Key words: Myocardial infarction; Heart rate variability; Autonomic nervous system; Spectral analysis; Nonlinear dynamics
The integrity of autonomic modulation of heart rate (HR) is evaluated by analyzing heart rate variability (HRV), which refers to oscillations in the intervals between consecutive heartbeats, or R-R intervals (RRi) (1). This method for evaluation is employed in a variety of clinical applications, being extensively used in cardiology due to its noninvasiveness, ease of application and high reproducibility (1,2).
It has been well established that autonomic HR regulation is associated with the integrity of complex interactions between electrophysiological, humoral and hemodynamic variables (2,3). However, HR is considered to present nonlinear behavior due to the complex interaction between several systems (central nervous system, reflex mechanisms and neurohumoral factors) (3-7).

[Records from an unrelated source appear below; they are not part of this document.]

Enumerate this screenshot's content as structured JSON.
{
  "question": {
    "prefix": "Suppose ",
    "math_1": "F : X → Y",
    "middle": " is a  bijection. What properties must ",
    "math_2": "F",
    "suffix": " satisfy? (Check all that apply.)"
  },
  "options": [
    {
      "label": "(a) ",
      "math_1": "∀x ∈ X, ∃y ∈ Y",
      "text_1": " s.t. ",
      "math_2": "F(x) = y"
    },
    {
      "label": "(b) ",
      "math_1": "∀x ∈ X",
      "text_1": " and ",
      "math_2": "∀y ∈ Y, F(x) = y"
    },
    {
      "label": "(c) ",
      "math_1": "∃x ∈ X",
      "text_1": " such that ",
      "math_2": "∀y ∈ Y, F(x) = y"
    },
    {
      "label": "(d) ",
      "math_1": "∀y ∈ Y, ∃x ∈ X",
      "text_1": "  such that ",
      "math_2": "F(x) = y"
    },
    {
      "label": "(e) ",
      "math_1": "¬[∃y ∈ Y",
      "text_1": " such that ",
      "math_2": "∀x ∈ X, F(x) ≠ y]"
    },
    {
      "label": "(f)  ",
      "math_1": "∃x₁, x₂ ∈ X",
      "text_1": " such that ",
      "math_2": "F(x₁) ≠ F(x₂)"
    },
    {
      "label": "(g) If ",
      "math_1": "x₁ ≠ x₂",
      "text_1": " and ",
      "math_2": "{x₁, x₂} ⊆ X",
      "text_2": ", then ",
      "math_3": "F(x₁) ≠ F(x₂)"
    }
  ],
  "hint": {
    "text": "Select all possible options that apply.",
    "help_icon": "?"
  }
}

The literature indicates that linear methods have been widely explored and are considered to be appropriate for the study of HRV (8-12). Nevertheless, interest in nonlinear methods has increased in recent years (4-7,13-15) due to observations that HR fluctuation is subordinate to autonomic nervous system control of cardiac activity and vascular dynamics (14), which suggests that the mechanisms involved in cardiovascular regulation interact with and have repercussions on other organs.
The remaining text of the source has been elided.